St. Augustine, writing against the Pelagians, cited Ezekiel's oracle-pattern — that God acts not for our sake — to anchor the absolute prevenience of grace: "What do you have that you did not receive?" (1 Cor 4:7). The restoration described in 36:24–27 is pure gift; these two verses establish the theological ground for that gift.
The Council of Trent, in its Decree on Justification (Session VI, Chapter 8), taught that justification is not by human works but by divine grace freely given — a truth this passage prophetically anticipates. Pope Benedict XVI in Deus Caritas Est (§1) wrote that being Christian is not the result of an ethical choice or a lofty idea, but the encounter with a Person, an event — God's own initiative. Ezekiel 36:22–23 is the Old Testament signature of exactly this truth.
Furthermore, the theocentric motive — God acts for His name's sake — illuminates the Catechism's teaching that "the glory of God is man fully alive" (citing St. Irenaeus, CCC §294). God's self-glorification and human redemption are not competing goals; the sanctification of God's name is the healing of humanity, because humanity is most truly alive when it transparently manifests the holiness of God before the world.
For the contemporary Catholic, Ezekiel 36:22–23 delivers a bracing corrective to spiritualities that drift toward self-help or moral self-improvement as the engine of the Christian life. When we feel unworthy of God's action in our lives — when our failures seem too numerous, our faith too weak, our past too compromised — these verses forbid both presumption and despair. God acts not because we have earned restoration but because His own holiness demands it.
Practically, this shapes how a Catholic should understand the sacraments. Baptism, Confession, and the Eucharist are not rewards distributed to the sufficiently virtuous; they are precisely the "sanctification of God's name" enacted in us and before the eyes of the world.

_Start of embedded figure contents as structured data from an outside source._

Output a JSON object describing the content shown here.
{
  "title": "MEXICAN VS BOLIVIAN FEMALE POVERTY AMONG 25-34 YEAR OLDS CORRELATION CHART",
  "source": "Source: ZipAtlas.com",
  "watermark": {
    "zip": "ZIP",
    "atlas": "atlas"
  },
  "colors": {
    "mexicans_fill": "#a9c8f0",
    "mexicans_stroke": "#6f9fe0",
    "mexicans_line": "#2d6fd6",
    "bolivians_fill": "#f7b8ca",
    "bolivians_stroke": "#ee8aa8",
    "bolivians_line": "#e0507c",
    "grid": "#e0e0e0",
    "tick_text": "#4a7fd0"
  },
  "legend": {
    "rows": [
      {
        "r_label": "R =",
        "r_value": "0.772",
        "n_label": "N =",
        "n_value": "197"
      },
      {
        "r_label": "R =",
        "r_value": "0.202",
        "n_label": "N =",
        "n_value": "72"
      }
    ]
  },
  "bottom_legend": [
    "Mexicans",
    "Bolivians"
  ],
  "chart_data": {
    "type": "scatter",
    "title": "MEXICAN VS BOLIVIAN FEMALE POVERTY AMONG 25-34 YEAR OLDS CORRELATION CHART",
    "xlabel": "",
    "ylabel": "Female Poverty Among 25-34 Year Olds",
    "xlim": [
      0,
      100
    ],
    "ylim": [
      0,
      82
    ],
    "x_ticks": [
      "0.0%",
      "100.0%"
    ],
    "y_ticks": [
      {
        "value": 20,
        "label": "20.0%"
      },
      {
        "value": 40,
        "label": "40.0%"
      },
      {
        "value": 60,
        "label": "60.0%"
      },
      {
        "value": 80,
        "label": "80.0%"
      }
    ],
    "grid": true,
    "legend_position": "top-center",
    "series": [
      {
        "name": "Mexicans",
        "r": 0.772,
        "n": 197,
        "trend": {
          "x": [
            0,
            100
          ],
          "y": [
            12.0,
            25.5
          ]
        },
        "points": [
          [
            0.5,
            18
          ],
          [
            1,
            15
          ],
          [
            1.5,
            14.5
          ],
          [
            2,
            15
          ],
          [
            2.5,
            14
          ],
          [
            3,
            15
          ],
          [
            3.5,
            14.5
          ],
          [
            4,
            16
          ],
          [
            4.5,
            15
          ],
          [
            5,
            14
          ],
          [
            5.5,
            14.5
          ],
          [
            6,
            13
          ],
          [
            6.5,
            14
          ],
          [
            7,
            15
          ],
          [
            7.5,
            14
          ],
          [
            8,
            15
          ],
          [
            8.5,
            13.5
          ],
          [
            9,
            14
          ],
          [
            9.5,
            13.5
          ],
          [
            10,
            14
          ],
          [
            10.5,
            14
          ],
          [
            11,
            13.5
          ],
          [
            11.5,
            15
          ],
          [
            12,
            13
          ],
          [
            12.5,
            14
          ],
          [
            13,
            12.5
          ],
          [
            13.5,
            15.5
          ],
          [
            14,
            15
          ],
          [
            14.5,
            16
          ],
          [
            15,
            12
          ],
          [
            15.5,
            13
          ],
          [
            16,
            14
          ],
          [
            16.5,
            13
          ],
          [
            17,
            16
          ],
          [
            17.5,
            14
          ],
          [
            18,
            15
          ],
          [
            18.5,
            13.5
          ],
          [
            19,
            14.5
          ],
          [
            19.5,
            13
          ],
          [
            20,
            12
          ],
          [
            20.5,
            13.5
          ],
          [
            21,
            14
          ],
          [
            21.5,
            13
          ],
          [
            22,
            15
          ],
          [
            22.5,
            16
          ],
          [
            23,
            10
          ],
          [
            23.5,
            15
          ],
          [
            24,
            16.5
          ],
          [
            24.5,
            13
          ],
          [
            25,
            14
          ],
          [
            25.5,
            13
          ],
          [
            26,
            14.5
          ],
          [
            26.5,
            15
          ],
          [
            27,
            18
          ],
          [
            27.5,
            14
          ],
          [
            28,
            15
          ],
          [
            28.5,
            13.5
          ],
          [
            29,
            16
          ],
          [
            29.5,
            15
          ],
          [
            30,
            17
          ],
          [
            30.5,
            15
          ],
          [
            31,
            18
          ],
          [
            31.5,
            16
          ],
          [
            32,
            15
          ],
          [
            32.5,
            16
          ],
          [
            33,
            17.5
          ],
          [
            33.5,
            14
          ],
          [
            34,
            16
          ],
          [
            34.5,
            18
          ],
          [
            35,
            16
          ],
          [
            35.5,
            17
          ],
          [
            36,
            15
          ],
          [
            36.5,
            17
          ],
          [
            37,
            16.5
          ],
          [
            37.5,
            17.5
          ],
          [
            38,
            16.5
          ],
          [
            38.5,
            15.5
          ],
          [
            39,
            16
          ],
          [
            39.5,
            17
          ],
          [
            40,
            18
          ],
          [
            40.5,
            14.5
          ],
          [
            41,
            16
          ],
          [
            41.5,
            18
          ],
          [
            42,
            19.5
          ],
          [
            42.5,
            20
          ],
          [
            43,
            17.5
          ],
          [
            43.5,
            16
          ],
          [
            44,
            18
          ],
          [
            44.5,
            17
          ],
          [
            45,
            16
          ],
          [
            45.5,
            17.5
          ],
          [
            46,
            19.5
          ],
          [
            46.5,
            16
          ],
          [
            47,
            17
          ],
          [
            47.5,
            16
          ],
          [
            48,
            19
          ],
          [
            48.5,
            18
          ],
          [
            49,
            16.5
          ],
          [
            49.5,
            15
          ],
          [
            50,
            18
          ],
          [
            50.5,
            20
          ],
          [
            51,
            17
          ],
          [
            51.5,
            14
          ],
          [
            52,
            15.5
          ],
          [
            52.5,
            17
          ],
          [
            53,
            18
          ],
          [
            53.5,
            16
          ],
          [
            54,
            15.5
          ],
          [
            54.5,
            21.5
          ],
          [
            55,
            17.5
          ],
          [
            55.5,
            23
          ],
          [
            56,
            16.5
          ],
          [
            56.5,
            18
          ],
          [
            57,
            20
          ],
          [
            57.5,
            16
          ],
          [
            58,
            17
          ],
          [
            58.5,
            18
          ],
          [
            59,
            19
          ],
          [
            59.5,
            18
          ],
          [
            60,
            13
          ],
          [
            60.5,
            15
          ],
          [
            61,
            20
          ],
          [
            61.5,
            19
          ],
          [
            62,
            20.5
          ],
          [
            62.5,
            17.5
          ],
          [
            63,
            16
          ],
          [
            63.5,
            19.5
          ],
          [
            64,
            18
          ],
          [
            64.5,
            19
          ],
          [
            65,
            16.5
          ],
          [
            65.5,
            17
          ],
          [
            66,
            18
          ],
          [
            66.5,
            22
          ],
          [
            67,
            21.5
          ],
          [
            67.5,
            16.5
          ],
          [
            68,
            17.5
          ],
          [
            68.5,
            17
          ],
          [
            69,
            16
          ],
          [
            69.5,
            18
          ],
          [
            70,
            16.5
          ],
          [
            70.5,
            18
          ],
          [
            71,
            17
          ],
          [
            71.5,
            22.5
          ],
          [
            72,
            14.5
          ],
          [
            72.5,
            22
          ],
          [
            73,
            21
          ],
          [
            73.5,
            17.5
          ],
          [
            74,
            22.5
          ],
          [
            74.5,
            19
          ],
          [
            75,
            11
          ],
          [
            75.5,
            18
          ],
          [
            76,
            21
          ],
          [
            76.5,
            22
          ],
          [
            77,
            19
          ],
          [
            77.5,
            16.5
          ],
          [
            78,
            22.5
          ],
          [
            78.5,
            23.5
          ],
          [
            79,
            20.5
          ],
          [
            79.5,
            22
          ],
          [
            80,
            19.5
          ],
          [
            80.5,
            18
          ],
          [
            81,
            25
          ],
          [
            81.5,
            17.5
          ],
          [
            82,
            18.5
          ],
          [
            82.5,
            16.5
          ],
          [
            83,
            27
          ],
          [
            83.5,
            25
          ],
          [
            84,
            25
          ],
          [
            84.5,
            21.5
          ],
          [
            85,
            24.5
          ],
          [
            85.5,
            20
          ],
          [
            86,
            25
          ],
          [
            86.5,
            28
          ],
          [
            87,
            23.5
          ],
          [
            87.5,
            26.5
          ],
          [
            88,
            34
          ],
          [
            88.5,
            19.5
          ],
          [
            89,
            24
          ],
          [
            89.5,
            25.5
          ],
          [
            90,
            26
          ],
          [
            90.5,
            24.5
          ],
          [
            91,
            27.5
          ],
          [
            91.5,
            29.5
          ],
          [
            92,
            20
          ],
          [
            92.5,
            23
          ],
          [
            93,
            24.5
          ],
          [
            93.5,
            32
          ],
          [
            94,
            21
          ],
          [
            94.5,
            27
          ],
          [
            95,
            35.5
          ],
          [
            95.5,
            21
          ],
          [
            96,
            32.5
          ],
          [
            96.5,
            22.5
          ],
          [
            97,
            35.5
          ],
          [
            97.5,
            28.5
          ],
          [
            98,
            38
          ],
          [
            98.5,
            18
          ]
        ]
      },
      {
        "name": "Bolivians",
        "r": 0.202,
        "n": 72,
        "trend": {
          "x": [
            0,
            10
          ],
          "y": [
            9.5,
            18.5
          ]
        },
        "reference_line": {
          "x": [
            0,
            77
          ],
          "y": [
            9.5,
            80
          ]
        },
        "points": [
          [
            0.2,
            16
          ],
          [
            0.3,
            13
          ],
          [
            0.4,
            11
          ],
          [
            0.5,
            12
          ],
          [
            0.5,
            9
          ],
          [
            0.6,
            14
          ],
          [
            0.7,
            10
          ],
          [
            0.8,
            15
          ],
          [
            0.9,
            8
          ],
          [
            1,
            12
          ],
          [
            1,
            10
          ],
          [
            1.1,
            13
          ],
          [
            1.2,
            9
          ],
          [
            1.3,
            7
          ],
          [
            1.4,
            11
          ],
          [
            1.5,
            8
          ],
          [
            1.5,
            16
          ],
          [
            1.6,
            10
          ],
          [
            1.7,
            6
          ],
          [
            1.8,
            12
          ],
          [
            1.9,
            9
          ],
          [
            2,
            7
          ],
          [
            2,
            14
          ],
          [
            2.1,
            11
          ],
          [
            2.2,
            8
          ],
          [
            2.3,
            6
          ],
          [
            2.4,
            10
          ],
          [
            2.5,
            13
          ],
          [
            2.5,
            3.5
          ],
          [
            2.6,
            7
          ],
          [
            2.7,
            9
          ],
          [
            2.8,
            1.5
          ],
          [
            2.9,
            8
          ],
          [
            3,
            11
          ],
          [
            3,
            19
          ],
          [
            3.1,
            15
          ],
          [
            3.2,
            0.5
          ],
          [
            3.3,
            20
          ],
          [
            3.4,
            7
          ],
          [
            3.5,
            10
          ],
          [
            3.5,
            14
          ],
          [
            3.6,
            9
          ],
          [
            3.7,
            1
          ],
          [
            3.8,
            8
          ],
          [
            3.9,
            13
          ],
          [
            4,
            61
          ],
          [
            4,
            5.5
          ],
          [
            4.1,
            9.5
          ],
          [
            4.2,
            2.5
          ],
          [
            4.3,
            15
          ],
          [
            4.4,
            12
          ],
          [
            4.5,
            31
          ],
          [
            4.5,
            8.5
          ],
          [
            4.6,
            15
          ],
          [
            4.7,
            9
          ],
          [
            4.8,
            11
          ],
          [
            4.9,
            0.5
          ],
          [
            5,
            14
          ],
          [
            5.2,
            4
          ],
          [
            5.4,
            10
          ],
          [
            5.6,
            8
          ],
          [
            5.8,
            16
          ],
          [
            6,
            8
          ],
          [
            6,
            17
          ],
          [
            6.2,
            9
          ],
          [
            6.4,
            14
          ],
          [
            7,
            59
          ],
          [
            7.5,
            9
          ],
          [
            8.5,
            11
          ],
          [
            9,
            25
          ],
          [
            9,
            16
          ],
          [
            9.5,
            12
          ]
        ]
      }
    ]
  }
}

The moral failure that brought Israel into exile does not disqualify a person from divine action — it is, in fact, the very condition into which that action descends.
This should also reframe Catholic public witness. We represent the Name of God in the world; when our lives are marked by hypocrisy, injustice, or hardness of heart, we "profane the Name" as Israel did. The call is not to be impressive but to be transparent — to let God's holiness become visible through us.
Typological and Spiritual Senses
The Church Fathers read this passage as a prophecy whose fullest fulfillment is in Christ and the Church. The "sanctification of the Name" finds its ultimate expression in the Incarnation: the Word made flesh is God making His name known definitively in human history (John 17:6, 26). The profanation caused by sin — humanity's having obscured the image of God through the Fall and its consequences — is answered not by human reformation but by the New Adam, whose perfect holiness restores the Name before all creation. In the liturgy this resonates immediately: the first petition of the Lord's Prayer is "hallowed be thy name" — an echo of Ezekiel's qiddaštî — linking the Church's daily prayer to this same divine initiative of self-sanctification.